Aaargh! It’s almost upon us, roughly slouching…

But while I am trying to ignore the Christmas Beast, at this time of year there’s one very important thing to do in preparation for the holidays and that’s to book tickets to a Christmas performance. I know we’ll all be playing our favorite Christmas CDs (or listening to the BBC’s live satellite broadcast of the Festival of Nine Lessons and Carols) but I urge you to get out to a real, live performance. (And by the way, the performing arts enhance the economic and social wellbeing of the community, do all sorts of good things for kids and adults, and live performance does something for you that DVDs or CDs can’t. Check out this list of reports from the Cultural Alliance of Washington, D.C. You’ll need to scroll down to Reports and Studies. Some are local, some national. And it costs about the same as a ballgame, sometimes less, to go to the opera or ballet.)

Check out what’s going on in your area. If you’re interested in traditional music and folklore, you might want to catch a performance by the Christmas Revels.

Or how about the Nutcracker? Gorgeous music and costumes, wonderful dancing, and an erectile Christmas tree!

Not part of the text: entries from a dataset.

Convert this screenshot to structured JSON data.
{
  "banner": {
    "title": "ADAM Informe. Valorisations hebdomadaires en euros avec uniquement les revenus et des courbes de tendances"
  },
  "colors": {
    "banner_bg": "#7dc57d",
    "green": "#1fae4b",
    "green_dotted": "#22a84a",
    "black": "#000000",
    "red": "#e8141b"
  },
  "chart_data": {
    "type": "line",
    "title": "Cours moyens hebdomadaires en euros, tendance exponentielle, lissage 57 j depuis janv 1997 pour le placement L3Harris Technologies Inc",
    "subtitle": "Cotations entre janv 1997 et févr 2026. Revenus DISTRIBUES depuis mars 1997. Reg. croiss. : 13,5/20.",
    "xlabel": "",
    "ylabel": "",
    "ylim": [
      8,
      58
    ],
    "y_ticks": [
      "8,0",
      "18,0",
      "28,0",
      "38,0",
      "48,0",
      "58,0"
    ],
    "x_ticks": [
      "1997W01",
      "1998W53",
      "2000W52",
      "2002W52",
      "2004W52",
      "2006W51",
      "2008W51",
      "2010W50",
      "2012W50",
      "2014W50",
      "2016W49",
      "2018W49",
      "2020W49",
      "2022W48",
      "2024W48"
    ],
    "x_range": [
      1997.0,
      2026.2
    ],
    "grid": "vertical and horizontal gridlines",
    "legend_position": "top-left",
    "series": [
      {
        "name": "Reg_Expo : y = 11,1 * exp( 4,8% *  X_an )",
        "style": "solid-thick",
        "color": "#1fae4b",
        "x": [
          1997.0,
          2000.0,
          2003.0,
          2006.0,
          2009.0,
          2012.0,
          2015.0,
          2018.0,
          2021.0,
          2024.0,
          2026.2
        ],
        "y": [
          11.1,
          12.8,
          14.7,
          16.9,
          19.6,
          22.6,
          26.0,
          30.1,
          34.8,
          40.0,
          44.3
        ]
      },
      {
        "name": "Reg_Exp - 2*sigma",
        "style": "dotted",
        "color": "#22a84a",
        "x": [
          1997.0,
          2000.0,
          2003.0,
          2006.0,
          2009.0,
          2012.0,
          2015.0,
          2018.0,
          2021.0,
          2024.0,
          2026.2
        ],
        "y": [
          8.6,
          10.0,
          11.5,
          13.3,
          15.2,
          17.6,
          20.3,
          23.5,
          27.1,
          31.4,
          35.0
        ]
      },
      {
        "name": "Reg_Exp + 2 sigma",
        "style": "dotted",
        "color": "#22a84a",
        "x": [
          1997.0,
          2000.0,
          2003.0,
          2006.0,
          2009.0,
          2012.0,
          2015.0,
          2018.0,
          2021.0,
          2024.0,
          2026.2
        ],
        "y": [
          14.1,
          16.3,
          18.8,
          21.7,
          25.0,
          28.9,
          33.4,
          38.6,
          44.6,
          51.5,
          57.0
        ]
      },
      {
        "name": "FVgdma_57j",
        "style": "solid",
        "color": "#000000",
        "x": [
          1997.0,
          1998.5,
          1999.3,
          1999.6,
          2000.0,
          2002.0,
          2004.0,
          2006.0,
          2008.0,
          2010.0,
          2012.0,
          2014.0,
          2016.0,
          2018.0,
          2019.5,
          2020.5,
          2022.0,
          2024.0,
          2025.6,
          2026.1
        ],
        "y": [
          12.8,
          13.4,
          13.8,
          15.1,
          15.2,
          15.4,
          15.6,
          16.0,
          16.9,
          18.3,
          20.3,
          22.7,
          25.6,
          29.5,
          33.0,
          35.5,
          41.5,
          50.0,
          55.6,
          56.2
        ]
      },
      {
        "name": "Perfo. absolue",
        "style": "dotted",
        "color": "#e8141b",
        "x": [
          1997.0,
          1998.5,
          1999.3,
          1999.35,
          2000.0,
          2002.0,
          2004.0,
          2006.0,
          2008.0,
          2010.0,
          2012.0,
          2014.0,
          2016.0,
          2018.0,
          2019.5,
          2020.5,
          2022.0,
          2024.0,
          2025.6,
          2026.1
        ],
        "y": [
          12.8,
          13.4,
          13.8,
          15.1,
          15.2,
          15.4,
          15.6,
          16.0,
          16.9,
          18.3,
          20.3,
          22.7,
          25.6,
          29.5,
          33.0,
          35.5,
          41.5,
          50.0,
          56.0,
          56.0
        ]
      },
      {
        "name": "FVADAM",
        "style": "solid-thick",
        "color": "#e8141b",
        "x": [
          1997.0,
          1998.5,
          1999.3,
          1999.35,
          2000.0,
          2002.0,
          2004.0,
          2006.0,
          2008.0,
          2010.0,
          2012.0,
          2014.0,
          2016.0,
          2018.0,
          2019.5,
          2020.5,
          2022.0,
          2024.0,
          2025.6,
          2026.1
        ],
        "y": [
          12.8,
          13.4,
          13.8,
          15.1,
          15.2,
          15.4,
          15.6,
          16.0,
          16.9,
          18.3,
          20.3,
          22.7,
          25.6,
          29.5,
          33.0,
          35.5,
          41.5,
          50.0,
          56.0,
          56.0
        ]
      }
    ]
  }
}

My favorite Christmas music is Handel’s Messiah and I have fond memories of performances in England with a thumping big local choir and imported soloists (preferably with a Welsh bass). One of my most memorable Messiahs was performed in York Minster. It was freezing cold–literally. I don’t know how the orchestra kept their instruments tuned. The entire audience wore coats, hats, gloves, and scarves. The conductor announced extra cuts that would be made so we didn’t freeze to death, and at intermission we all shot out to the pub for something to keep us warm (ginger wine for me, thanks). But it was a fabulous performance in a breathtakingly beautiful setting, a memory I’ll treasure all my life.

The Messiah has been performed continuously ever since its Dublin premiere in 1742, although it was associated earlier on with Easter more than Christmas. George II started the tradition of standing for the Hallelujah Chorus. Here’s some more to read about the Messiah.

Do you have a holiday tradition that involves attending, or taking part in a live performance? Have you sung in a chorus, or danced in the Nutcracker, or been a ballet mom? What music do you like to listen to over the holidays?